Prediction of the Degree of Bonding in the Extrusion Deposition Additive Manufacturing Process of Semi-Crystalline Polymer Composites

The Extrusion Deposition Additive Manufacturing (EDAM) process is a manufacturing process used to produce three-dimensional objects made by deposition of molten polymer composite in a layer-by-layer fashion. Printing with fiber reinforced, semi-crystalline polymers provides for the manufacture of molds that can be used in high-temperature composite prototype molding applications. Further, the EDAM is scalable and can provide printed geometries in the centimeter to meter scales. However, in plane (X-Y) fiber orientation of the extrudate results in mechanical properties in the stacking orientation (Z) that are governed by the bond formed between adjacent extrudate layers.

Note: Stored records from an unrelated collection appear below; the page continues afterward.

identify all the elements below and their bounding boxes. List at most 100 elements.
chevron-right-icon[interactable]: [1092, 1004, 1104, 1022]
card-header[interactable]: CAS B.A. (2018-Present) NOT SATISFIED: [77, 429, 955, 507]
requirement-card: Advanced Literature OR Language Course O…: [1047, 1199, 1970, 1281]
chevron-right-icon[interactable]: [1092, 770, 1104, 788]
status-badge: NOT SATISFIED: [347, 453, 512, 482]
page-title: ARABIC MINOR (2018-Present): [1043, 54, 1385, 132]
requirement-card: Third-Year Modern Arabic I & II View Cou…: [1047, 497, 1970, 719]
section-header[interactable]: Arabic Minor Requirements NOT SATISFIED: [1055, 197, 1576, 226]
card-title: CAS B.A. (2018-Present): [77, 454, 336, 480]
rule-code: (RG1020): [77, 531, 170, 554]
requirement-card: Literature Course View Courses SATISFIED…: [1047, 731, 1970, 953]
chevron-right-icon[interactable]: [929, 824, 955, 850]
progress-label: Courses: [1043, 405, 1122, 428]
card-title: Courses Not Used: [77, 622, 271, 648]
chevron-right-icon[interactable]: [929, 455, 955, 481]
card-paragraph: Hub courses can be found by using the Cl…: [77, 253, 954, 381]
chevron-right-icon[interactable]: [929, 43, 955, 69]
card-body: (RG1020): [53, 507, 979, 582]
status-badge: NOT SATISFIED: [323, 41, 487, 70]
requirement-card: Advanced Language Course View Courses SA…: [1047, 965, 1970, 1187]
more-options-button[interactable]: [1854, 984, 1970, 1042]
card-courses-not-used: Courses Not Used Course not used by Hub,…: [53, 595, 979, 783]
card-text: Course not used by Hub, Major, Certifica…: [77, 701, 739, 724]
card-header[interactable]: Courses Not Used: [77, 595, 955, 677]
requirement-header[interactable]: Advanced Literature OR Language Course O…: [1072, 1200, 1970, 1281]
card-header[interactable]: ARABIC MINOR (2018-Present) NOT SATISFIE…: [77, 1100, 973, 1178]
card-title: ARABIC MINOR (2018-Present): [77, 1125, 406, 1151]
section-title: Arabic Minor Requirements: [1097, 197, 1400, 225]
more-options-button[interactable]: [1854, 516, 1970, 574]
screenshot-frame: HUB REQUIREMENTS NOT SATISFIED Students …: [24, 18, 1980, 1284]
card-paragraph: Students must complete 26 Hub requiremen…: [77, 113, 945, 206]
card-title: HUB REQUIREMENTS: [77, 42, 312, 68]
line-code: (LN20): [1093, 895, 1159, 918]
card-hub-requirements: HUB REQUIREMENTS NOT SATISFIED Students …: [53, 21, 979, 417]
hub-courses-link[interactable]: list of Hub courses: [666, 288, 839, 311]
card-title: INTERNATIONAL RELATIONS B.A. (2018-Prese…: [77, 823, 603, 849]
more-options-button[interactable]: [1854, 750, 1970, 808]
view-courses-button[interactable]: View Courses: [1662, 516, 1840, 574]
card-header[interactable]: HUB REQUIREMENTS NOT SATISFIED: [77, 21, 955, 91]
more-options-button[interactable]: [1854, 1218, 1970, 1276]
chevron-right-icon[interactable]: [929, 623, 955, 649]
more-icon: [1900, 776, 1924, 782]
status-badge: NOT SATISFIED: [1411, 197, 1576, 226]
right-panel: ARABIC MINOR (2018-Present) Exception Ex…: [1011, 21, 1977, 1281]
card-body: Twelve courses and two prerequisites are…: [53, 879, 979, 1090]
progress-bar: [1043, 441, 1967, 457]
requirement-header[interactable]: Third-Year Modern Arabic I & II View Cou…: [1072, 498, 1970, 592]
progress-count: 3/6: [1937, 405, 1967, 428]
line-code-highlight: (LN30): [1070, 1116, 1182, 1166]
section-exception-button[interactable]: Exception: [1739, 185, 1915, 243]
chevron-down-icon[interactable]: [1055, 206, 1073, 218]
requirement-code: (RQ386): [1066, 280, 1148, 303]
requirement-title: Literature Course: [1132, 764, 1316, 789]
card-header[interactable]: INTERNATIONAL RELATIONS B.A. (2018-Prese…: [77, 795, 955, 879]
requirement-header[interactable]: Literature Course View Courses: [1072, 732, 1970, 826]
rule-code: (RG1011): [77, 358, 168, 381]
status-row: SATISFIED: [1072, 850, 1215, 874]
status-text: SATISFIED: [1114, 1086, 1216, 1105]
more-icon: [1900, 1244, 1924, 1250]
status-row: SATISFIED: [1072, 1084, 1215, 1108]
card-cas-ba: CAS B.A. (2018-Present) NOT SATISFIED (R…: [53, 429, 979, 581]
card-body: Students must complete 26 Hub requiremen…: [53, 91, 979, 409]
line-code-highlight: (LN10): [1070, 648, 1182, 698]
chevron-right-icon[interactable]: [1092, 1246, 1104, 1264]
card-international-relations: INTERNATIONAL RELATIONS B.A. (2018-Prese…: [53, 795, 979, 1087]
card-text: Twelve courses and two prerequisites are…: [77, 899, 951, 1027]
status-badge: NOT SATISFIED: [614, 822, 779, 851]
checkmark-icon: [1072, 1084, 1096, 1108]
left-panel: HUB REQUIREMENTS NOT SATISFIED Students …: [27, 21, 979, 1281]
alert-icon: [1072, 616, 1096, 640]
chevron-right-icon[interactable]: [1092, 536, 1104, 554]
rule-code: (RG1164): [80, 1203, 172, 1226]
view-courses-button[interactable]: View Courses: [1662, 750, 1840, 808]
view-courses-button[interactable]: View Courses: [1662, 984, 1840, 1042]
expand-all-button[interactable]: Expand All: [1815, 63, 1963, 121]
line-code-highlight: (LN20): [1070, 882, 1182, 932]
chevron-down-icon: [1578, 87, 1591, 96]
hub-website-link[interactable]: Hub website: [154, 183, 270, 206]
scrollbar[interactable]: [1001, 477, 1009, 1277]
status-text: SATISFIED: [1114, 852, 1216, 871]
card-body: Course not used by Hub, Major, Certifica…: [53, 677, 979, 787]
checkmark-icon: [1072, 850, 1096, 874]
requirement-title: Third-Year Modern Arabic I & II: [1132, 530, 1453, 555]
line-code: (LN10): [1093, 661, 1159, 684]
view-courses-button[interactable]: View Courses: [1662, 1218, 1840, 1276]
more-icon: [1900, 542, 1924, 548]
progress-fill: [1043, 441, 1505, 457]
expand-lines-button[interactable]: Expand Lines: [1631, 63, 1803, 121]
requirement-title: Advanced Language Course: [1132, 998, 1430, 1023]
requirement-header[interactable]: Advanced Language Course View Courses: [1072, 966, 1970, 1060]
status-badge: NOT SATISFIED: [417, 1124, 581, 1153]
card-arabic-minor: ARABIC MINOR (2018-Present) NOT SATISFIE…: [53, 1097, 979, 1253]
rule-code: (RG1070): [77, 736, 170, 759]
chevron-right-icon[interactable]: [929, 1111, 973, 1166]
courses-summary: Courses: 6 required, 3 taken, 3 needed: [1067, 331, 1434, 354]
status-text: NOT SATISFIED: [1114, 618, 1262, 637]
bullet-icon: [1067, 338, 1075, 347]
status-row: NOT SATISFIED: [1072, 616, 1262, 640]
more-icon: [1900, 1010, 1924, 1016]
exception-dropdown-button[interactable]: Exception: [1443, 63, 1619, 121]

The quality of this interlayer bond is strongly influenced by the processing conditions, namely temperature and printing history. Therefore, simulation tools are required to predict the influence of printing conditions on the interlayer bond strength and to optimize printing parameters for maximum interlayer bond strength. The degree of bonding is defined in the context of this work as the ratio of recovered mode-I critical energy release rate to the critical energy release rate of a fully bonded interface. The degree of bonding is predicted by coupling an autohesion model with the temperature history and the evolution of crystallinity. This method has been implemented in a UMATHT user subroutine and is used together with functionalities deployed in Abaqus 2017 for simulating additive manufacturing methods to predict the evolution of the degree of bonding in the EDAM process. Finally, the predictions for degree of bonding for multiple processing conditions are validated with experimental measurements.